Der Beschluß des Bundestages hätte eine Sensation sein können. Vor 40 Jahren. Damals wäre die pauschale Aufhebung aller NS-Unrechtsurteile ein Affront gegen die noch oder wieder amtierenden Nazi-Richter gewesen. Damals wäre auch die teilweise Rehabilitierung der Deserteure eine Provokation für die treuen Wehrmachtsveteranen und die frisch gebackenen Bundeswehroffiziere gewesen. Jetzt ist das von einer großen Koalition vergangene Woche verabschiedete "Gesetz über die Aufhebung nationalsozialistischer Unrechtsurteile in der Strafrechtspflege" nur der halbherzige Abschluß einer Geschichte der halbherzigen Distanzierung von der nationalsozialistischen Justiz.
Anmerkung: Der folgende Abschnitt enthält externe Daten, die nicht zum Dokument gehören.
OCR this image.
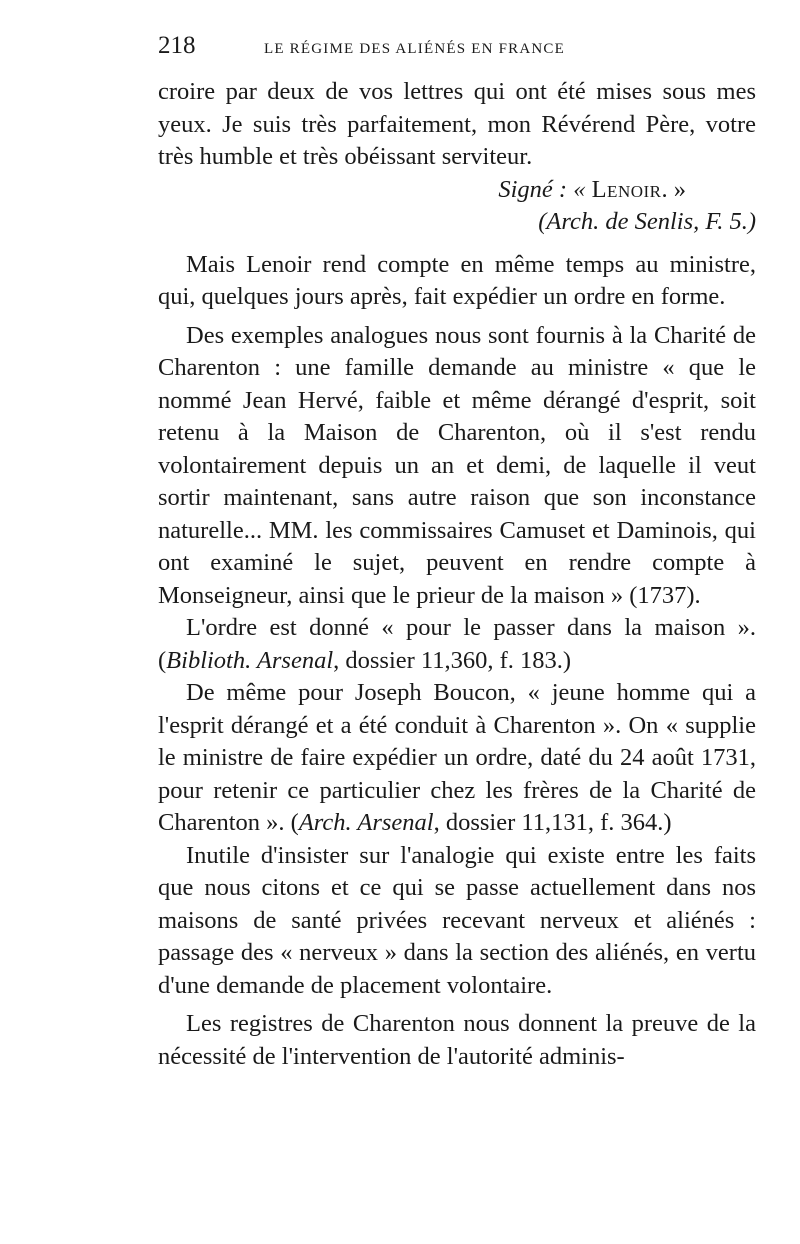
218	LE RÉGIME DES ALIÉNÉS EN FRANCE

croire par deux de vos lettres qui ont été mises sous mes yeux. Je suis très parfaitement, mon Révérend Père, votre très humble et très obéissant serviteur.

Signé : « Lenoir. »

(Arch. de Senlis, F. 5.)

Mais Lenoir rend compte en même temps au ministre, qui, quelques jours après, fait expédier un ordre en forme.

Des exemples analogues nous sont fournis à la Charité de Charenton : une famille demande au ministre « que le nommé Jean Hervé, faible et même dérangé d'esprit, soit retenu à la Maison de Charenton, où il s'est rendu volontairement depuis un an et demi, de laquelle il veut sortir maintenant, sans autre raison que son inconstance naturelle... MM. les commissaires Camuset et Daminois, qui ont examiné le sujet, peuvent en rendre compte à Monseigneur, ainsi que le prieur de la maison » (1737).

L'ordre est donné « pour le passer dans la maison ». (Biblioth. Arsenal, dossier 11,360, f. 183.)

De même pour Joseph Boucon, « jeune homme qui a l'esprit dérangé et a été conduit à Charenton ». On « supplie le ministre de faire expédier un ordre, daté du 24 août 1731, pour retenir ce particulier chez les frères de la Charité de Charenton ». (Arch. Arsenal, dossier 11,131, f. 364.)

Inutile d'insister sur l'analogie qui existe entre les faits que nous citons et ce qui se passe actuellement dans nos maisons de santé privées recevant nerveux et aliénés : passage des « nerveux » dans la section des aliénés, en vertu d'une demande de placement volontaire.

Les registres de Charenton nous donnent la preuve de la nécessité de l'intervention de l'autorité adminis-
Unmittelbar nach Kriegsende wurden in den westlichen Besatzungszonen unterschiedliche Regelungen zur Aufhebung der Urteile getroffen, die man als "spezifisch nationalsozialistisches Unrecht" begriff. Die Verurteilungen von Deserteuren, Wehrkraftzersetzern und Schwulen gehören ebensowenig dazu wie Zwangssterilisationen. Einige Male befaßte sich in den folgenden Jahrzehnten das bundesdeutsche Parlament mit dem Thema. Jeweils angestoßen von öffentlichem Druck, folgte die Debatte stets einem ähnlichen Muster. Eigentlich sei schon alles geregelt, es gebe keinen Nachholbedarf in Sachen Vergangenheitsbewältigung, so das Standardargument vor allem der Union, aber auch der SPD / FDP-Koalition. Die Debatten führten zu nichts oder nur zu Einzelfallregelungen und unverbindlichen Erklärungen, wie 1985, als der Bundestag in einer Resolution den Volksgerichtshof zum nationalsozialistischen Terrorinstrument erklärte. Seine Urteile wurden aber nicht rechtsverbindlich aufgehoben.
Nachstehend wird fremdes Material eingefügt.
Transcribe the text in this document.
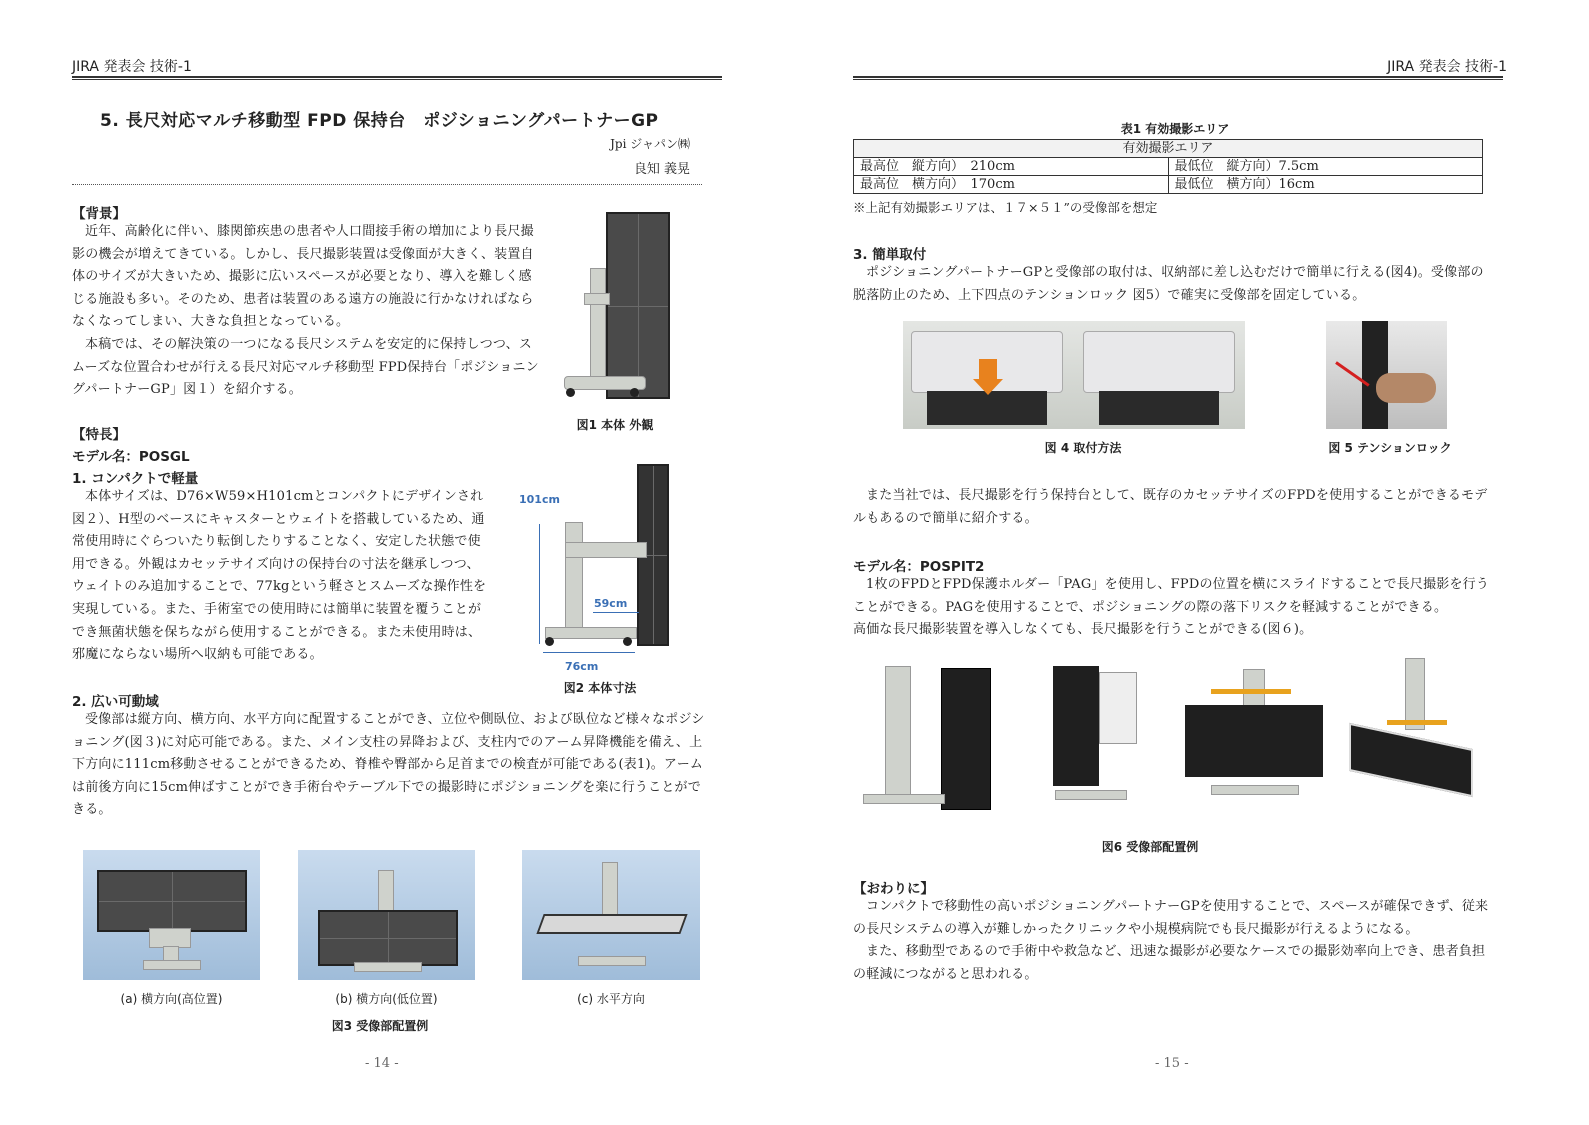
JIRA 発表会 技術-1
5. 長尺対応マルチ移動型 FPD 保持台　ポジショニングパートナーGP
Jpi ジャパン㈱
良知 義晃
【背景】

近年、高齢化に伴い、膝関節疾患の患者や人口間接手術の増加により長尺撮影の機会が増えてきている。しかし、長尺撮影装置は受像面が大きく、装置自体のサイズが大きいため、撮影に広いスペースが必要となり、導入を難しく感じる施設も多い。そのため、患者は装置のある遠方の施設に行かなければならなくなってしまい、大きな負担となっている。

本稿では、その解決策の一つになる長尺システムを安定的に保持しつつ、スムーズな位置合わせが行える長尺対応マルチ移動型 FPD保持台「ポジショニングパートナーGP」図１）を紹介する。

図1 本体 外観
【特長】
モデル名：POSGL
1. コンパクトで軽量

本体サイズは、D76×W59×H101cmとコンパクトにデザインされ図２）、H型のベースにキャスターとウェイトを搭載しているため、通常使用時にぐらついたり転倒したりすることなく、安定した状態で使用できる。外観はカセッテサイズ向けの保持台の寸法を継承しつつ、ウェイトのみ追加することで、77kgという軽さとスムーズな操作性を実現している。また、手術室での使用時には簡単に装置を覆うことができ無菌状態を保ちながら使用することができる。また未使用時は、邪魔にならない場所へ収納も可能である。

101cm
59cm
76cm
図2 本体寸法
2. 広い可動域

受像部は縦方向、横方向、水平方向に配置することができ、立位や側臥位、および臥位など様々なポジショニング(図３)に対応可能である。また、メイン支柱の昇降および、支柱内でのアーム昇降機能を備え、上下方向に111cm移動させることができるため、脊椎や臀部から足首までの検査が可能である(表1)。アームは前後方向に15cm伸ばすことができ手術台やテーブル下での撮影時にポジショニングを楽に行うことができる。

(a) 横方向(高位置)	(b) 横方向(低位置)	(c) 水平方向
図3 受像部配置例
- 14 -
JIRA 発表会 技術-1
表1 有効撮影エリア
有効撮影エリア	
最高位　縦方向）　210cm	最低位　縦方向）7.5cm
最高位　横方向）　170cm	最低位　横方向）16cm
※上記有効撮影エリアは、１７×５１”の受像部を想定
3. 簡単取付

ポジショニングパートナーGPと受像部の取付は、収納部に差し込むだけで簡単に行える(図4)。受像部の脱落防止のため、上下四点のテンションロック 図5）で確実に受像部を固定している。

図 4 取付方法	図 5 テンションロック

また当社では、長尺撮影を行う保持台として、既存のカセッテサイズのFPDを使用することができるモデルもあるので簡単に紹介する。

モデル名：POSPIT2

1枚のFPDとFPD保護ホルダー「PAG」を使用し、FPDの位置を横にスライドすることで長尺撮影を行うことができる。PAGを使用することで、ポジショニングの際の落下リスクを軽減することができる。

高価な長尺撮影装置を導入しなくても、長尺撮影を行うことができる(図６)。

図6 受像部配置例
【おわりに】

コンパクトで移動性の高いポジショニングパートナーGPを使用することで、スペースが確保できず、従来の長尺システムの導入が難しかったクリニックや小規模病院でも長尺撮影が行えるようになる。

また、移動型であるので手術中や救急など、迅速な撮影が必要なケースでの撮影効率向上でき、患者負担の軽減につながると思われる。

- 15 -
1996 brachte der 80. Geburtstag von Dietrich Bonhoeffer die NS-Urteile wieder in die öffentliche Diskussion. Bonhoeffer war nach einem Standgerichtsverfahren 1945 im Konzentrationslager Flossenbürg hingerichtet worden. In einem umständlichen Verfahren stellte das Landgericht Berlin zwar schließlich fest, dieses Urteil sei durch ein bayerisches Gesetz von 1946 bereits aufgehoben. Aber das Verfahren war für das Bundesjustizministerium Anlaß, Mitte 1997 ein Bundesgesetz zur Aufhebung der NS-Urteile auszuarbeiten. Doch die Union bremste den FDP-Justizminister aus, wieder mit dem Argument, die bestehenden Regelungen reichten aus, und es könne der Eindruck entstehen, die Vergangenheitsbewältigung sei womöglich noch nicht abgeschlossen. Auch wollte man alles meiden, was nach pauschaler Rehabilitierung von Deserteuren aussehen und im Umkehrschluß die Ehre des braven Wehrmachtssoldaten beschmutzen könnte. Ähnlich sieht es bei den Verurteilungen von Schwulen wegen der Paragraphen 175 ("Unzucht zwischen Männern") und 175a ("gewerbsmäßige Unzucht zwischen Männer") aus. Mit der erhellenden Begründung, diese Paragraphen hätten in der Bundesrepublik fortgegolten, will die Union bis heute diese Urteile nicht aufheben. Wenn schon Diskussion um NS-Justiz, dann soll bitteschön alles außen vor bleiben, was an die Kontinuitäten in der Bundesrepublik erinnert.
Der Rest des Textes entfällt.